Dopo la Seconda Guerra Mondiale, poi, l’industria – con i suoi analoghi prodotti – ha soppiantato l’artigianato. I cibi e il modo di vestire, prima di allora differenti nelle diverse parti d’Italia, si sono via via sempre più uniformati. Il grande supermercato ha preso il posto del negozietto locale, diventando così l’emblema di una società largamente standardizzata.
Inoltre, soprattutto a partire dagli anni Settanta del Novecento e con una forte implementazione a seguito dell’avvento di Internet, si è imposta la globalizzazione, dove gli U.S.A., attraverso Hollywood, hanno fatto la parte da gigante. Ne è seguito (come mai avanti) che miliardi di persone abbiano visto identici film, ascoltato la medesima musica, letto gli stessi libri, vestito con jeans sostanzialmente uguali.
A ciò si deve aggiungere un secondo fattore. Non contestato che nelle moderne democrazie l’informazione non sia soggetta a censure, appare parimenti vero che spesso i principali organi d’informazioni si muovano su direttrici informative e valoriali simili.
A cogliere con efficacia la dinamica è Marcello Foa, nel suo volume “Gli stregoni della notizia. Atto secondo” (Guerrini e Associati, 2018), che evidenzia come le istituzioni politiche, attraverso una serie di stratagemmi comunicativi (tra cui il ricorso ai c.d. “spin doctor”) riescano a plasmare il flusso delle informazioni e a indirizzare la stampa nella direzione da essi voluta (in tal senso emblematica è stata la guerra in Iraq, dove ci venne fatto credere che Saddam Hussein detenesse armi di distruzione di massa, accusa successivamente dimostratasi inveritiera).
Vieppiù, si tenga conto che i grandi mezzi di comunicazione, oltre ad appartenere quasi sempre a grandi gruppi imprenditoriali (che ramificano i loro interessi in differenti settori dell’economia), vivono di pubblicità; quest’ultima, a sua volta, primariamente sovvenzionata dai principali centri economici e finanziari, interni o internazionali che siano.
Da ultimo, a queste considerazioni è opportuno affiancare la riflessione sviluppata da Alexis de Tocqueville (1805–1859) in quel capolavoro che è “La democrazia in America” (primo volume: 1835, secondo volume: 1840). A detta di Tocqueville, la democrazia (nella sua analisi rappresentata da quella ottocentesca americana degli stati del Nord e non da quelli schiavisti del Sud) – che naturalmente si fonda sul “principio della maggioranza” – avrebbe rischiato di scarsamente tutela i diritti delle minoranze dissenzienti.

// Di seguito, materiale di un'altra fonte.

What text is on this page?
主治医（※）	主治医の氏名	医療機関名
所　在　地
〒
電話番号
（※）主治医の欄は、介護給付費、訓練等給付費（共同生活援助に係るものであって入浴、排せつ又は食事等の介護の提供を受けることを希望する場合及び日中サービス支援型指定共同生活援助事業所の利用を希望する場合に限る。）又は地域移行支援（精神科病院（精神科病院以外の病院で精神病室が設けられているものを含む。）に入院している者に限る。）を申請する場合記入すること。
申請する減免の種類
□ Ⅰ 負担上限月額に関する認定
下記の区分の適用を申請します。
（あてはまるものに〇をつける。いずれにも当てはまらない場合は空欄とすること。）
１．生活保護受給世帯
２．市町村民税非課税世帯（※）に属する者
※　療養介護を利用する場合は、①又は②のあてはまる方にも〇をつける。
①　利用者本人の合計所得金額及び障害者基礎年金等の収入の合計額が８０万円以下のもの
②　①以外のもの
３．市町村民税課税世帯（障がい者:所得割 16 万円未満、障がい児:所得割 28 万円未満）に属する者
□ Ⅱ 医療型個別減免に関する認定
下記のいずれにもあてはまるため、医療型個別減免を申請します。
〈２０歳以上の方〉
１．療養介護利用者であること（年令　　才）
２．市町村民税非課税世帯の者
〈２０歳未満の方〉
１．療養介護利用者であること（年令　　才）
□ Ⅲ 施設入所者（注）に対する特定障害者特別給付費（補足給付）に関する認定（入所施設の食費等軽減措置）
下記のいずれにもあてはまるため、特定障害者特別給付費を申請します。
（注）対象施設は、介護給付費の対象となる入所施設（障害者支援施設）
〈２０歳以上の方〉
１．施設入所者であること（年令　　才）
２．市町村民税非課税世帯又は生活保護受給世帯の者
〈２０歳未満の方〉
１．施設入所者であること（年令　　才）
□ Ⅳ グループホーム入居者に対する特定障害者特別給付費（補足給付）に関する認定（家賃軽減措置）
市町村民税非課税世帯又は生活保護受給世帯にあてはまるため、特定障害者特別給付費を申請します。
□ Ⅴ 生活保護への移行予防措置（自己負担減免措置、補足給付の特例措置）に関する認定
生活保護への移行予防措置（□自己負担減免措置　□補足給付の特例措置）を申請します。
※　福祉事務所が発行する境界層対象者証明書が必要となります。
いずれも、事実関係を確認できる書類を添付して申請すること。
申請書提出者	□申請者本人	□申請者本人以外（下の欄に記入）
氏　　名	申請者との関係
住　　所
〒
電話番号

Da acuto sociologo, per Tocqueville, la “dittatura della maggioranza” non rappresentava solo una questione di numeri parlamentari e, conseguentemente, la possibilità di curvare la legislazione in ossequio ai voleri della maggioranza di governo. Risultava qualcosa di più pervasivo e, per certi versi ingombrante, in quanto Tocqueville intravvedeva il timore di una moltitudine frammentata di uomini, però massificata da un punto di vista comportamentale e di opinioni.
Alla luce di queste considerazioni, immaginare una dicotomia diametralmente opposta, dove nelle dittature risulta negata ogni libertà di pensiero, all’opposto costantemente garantita nelle liberaldemocrazie, appare una conclusione errata.
Vero è che le democrazie garantiscono maggiori spazi di libertà e di espressione del dissenso rispetto alle dittature (altrimenti non ci troveremo di fronte a democrazie, ma a “democrature”), come non sussistono dubbi che le democrazie siano impareggiabilmente da preferirsi a regimi autocratici o dittatoriali.
Tuttavia, pensare che i moderni sistemi democratici siano una specie di eden non influenzato dagli interessi di importanti centri di potere (che hanno la convenienza a guidare l’opinione pubblica nella direzione che essi desiderano attraverso i principali organi d’informazione) è deduzione che sa perlomeno d’ingenuo.
Ben venga dunque chi, come il Prof. Ambrogio, pone dubbi e ci richiama a una costante riflessione critica in merito alle tante “verità” che periodicamente ci vengono propinate. Perché, se lo spirito democratico può e deve continuare a esistere, è grazie anche al contributo di intellettuali che ubbidiscono alla loro sola ragione.